The Jargon: Traffic, Split, and Test Types
Decode common A/B testing terminology: traffic %, split ratios, A/A tests, A/B tests, and MVT.
Speaking the Language
Like any field, A/B testing has its own vocabulary. Understanding this terminology isn't just about sounding smart in meetings-it's about precise communication that prevents costly mistakes.
Walk into any experimentation meeting and you'll hear terms like "traffic allocation," "50/50 split," and "multivariate test" thrown around. For newcomers, this jargon can be intimidating—but it doesn't have to be.
Understanding this terminology isn't about sounding smart in meetings. It's about precise communication that prevents costly mistakes. When someone says "let's run 10% traffic," does that mean 10% of users see the test, or 10% see the variant? The answer matters for your sample size calculations and timeline.
In this section, we'll decode the essential vocabulary you need to confidently discuss, plan, and execute A/B tests with your team.
Traffic % vs. Split: Two Different Things
The most common source of confusion for beginners is mixing up Traffic % and Split. They sound similar but control completely different things:
Understanding Traffic & Split
Two separate but related concepts in experiment configuration
Traffic %
Portion of users included
Example: 20% traffic means 20% of your total users are included in the test. The other 80% see the current experience.
Split
Distribution between variants
Example: 50/50 split means within the 20% in the test, half see Control (A) and half see Variant (B).
Putting It Together
Total users: 100,000 daily active users
Traffic %: 20% → 20,000 users enter the test
Split: 50/50 → 10,000 see Control (A), 10,000 see Variant (B)
Excluded: 80,000 users continue seeing the current experience
Why not 100% traffic? Starting with lower traffic (10-20%) reduces risk. If the variant has a bug or hurts metrics, only a small portion of users are affected. Once validated, you can ramp to 100%.
Why Traffic % Matters
Starting with lower traffic serves multiple purposes:
- Risk mitigation: Bugs or negative impacts affect fewer users
- Faster iteration: Kill bad tests quickly without widespread damage
- Resource efficiency: Sample size calculations might not require 100% traffic
- Gradual rollout: Validate at 10% → 25% → 50% → 100%
Types of Tests: A/A, A/B, A/B/n, MVT
A/A Test (Calibration Test)
Both groups see the exact same experience. Used to validate your testing system and establish baseline false positive rates.

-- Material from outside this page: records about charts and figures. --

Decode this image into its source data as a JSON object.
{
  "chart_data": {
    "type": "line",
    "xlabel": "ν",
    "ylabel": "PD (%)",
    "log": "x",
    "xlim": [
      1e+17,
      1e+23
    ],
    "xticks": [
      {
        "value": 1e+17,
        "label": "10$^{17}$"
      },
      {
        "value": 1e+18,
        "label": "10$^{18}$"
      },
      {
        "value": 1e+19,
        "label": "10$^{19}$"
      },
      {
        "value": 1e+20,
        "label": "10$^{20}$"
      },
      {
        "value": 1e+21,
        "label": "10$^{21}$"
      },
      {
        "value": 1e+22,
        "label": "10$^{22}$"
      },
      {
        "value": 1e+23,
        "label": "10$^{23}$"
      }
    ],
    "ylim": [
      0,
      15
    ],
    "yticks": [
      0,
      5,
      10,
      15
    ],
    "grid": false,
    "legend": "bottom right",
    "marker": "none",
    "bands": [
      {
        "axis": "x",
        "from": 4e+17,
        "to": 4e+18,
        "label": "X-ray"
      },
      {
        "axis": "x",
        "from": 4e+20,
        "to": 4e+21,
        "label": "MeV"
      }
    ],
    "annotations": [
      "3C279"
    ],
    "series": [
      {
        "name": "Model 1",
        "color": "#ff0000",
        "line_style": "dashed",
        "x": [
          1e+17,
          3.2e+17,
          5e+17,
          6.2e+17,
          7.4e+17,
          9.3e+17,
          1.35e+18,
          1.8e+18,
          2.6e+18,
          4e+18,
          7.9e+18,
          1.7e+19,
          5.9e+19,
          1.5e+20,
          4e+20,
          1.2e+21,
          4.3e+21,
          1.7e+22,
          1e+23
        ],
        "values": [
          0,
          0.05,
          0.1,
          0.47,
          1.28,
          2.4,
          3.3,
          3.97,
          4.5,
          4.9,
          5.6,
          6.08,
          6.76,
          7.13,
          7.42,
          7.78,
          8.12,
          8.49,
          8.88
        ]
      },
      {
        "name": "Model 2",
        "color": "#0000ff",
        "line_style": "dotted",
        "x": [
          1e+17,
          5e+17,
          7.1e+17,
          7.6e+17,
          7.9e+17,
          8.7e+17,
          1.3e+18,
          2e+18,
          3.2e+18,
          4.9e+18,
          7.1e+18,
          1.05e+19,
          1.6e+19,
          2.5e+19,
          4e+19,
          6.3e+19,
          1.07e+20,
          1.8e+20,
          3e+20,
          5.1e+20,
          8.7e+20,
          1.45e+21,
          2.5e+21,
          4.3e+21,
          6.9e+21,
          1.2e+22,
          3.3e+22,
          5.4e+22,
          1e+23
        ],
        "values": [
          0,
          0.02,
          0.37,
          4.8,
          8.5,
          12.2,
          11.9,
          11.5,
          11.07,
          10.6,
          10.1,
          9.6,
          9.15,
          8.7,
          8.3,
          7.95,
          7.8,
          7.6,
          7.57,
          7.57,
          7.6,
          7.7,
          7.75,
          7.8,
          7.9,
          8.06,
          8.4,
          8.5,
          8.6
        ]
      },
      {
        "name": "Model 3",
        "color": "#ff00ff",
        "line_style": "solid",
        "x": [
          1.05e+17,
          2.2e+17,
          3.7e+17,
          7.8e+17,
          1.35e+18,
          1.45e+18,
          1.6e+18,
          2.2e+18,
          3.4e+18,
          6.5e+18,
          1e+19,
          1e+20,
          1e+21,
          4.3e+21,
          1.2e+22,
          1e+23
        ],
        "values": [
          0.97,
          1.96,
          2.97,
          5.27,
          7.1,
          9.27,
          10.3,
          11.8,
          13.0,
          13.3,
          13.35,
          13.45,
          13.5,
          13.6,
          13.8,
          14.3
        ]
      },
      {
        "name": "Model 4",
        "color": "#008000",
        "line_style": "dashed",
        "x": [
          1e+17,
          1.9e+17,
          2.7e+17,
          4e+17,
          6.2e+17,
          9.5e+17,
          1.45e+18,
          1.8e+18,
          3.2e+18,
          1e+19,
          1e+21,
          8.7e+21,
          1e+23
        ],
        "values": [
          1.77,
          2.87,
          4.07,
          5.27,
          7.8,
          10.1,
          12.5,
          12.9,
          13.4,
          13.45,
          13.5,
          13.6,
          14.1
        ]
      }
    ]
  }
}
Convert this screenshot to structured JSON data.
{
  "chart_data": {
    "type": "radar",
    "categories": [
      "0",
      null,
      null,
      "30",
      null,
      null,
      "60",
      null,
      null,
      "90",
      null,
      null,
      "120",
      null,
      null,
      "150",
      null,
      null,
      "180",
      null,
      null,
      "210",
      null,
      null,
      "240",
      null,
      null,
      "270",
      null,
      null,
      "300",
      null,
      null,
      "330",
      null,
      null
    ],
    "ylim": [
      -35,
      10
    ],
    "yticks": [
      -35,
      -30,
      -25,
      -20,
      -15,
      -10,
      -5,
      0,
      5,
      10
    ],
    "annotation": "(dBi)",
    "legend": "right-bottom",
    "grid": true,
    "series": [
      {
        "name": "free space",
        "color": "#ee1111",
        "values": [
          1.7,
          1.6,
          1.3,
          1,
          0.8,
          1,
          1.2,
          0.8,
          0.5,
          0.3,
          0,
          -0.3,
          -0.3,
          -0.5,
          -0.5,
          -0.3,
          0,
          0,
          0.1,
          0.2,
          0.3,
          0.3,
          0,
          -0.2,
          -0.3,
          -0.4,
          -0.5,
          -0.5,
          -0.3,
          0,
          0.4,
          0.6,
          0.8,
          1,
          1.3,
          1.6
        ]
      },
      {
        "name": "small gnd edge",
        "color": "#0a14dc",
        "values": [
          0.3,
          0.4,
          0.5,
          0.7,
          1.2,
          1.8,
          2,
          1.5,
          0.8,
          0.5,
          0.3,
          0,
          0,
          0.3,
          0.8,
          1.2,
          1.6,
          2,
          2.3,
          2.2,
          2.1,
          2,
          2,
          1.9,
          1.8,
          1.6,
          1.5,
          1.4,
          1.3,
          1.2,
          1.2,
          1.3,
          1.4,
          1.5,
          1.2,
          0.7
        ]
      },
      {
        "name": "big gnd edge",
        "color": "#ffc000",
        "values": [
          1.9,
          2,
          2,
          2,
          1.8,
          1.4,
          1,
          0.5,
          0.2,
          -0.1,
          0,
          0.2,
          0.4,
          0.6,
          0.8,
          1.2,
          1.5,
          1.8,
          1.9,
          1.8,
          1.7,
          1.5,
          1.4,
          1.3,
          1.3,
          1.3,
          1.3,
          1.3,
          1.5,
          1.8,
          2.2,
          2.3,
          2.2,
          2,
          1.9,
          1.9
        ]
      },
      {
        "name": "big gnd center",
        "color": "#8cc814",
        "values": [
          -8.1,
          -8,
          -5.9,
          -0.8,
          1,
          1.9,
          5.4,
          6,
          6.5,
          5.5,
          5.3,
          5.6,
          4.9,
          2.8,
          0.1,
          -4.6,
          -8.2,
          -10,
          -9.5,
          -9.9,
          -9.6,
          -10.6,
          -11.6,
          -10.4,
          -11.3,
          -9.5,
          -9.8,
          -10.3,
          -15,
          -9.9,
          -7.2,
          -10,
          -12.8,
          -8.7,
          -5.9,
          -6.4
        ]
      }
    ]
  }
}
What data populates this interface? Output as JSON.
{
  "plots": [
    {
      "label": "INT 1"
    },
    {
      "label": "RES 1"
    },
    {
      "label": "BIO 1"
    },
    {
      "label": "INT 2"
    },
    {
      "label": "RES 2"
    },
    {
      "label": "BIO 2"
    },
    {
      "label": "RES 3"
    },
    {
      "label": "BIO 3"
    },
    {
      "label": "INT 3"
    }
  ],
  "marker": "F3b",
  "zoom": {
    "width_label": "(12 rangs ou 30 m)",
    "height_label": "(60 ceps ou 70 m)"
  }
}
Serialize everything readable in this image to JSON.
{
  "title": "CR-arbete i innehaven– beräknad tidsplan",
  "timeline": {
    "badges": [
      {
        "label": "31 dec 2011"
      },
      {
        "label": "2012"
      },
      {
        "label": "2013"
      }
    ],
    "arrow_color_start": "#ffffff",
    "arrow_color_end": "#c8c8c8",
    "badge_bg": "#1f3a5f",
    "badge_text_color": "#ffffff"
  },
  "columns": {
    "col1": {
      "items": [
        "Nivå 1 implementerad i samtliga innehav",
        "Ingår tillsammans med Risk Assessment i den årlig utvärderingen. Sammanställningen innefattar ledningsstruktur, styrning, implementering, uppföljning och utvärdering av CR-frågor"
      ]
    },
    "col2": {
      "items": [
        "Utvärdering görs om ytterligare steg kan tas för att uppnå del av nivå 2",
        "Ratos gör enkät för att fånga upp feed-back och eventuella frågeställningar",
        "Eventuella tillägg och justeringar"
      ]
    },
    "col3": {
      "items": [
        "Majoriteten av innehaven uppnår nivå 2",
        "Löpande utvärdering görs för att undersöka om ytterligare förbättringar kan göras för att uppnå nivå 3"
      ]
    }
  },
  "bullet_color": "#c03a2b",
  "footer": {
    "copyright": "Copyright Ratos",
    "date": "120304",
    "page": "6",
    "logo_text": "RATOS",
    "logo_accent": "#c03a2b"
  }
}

Why run A/A tests? To ensure your system doesn't detect "differences" where none exist. If an A/A test shows significant results, your testing system has a problem.
A/B Test (Simple Test)
The classic: Control (A) vs. one Variant (B). This is what most people mean when they say "A/B test."
Example: Testing a new checkout flow (B) against the current flow (A) to see which converts better.
A/B/n Test (Multiple Variants)
One control (A) plus multiple variants (B, C, D...). Test several different approaches simultaneously.
Example: Testing 3 different button colors (B: blue, C: green, D: red) against the current orange button (A).
Caution: More variants = more traffic needed to reach statistical significance.
MVT (Multivariate Testing)
Tests combinations of multiple variables simultaneously. More complex than A/B/n because it tests interactions between changes.
Example: Testing 2 headlines × 3 button colors × 2 layouts = 12 combinations
Warning: MVT requires massive traffic. For 12 combinations at 80% power, you need 12× the sample size of a simple A/B test.
Which Should You Use?
Start with simple A/B tests. They're easier to analyze, require less traffic, and build good testing habits. A/B/n tests are fine when you have several distinct approaches. MVT is advanced-only use it when you have enormous traffic and need to understand interaction effects between variables.
Key Takeaways
- ✓Traffic % controls what portion of total users are included in the test.
- ✓Split controls how traffic is distributed between control and variants.
- ✓A/A tests validate your testing system by ensuring you don't detect false differences.
- ✓A/B tests are the workhorse of experimentation-simple, reliable, and easy to analyze.
- ✓MVT requires massive traffic and should only be used when testing interaction effects matters.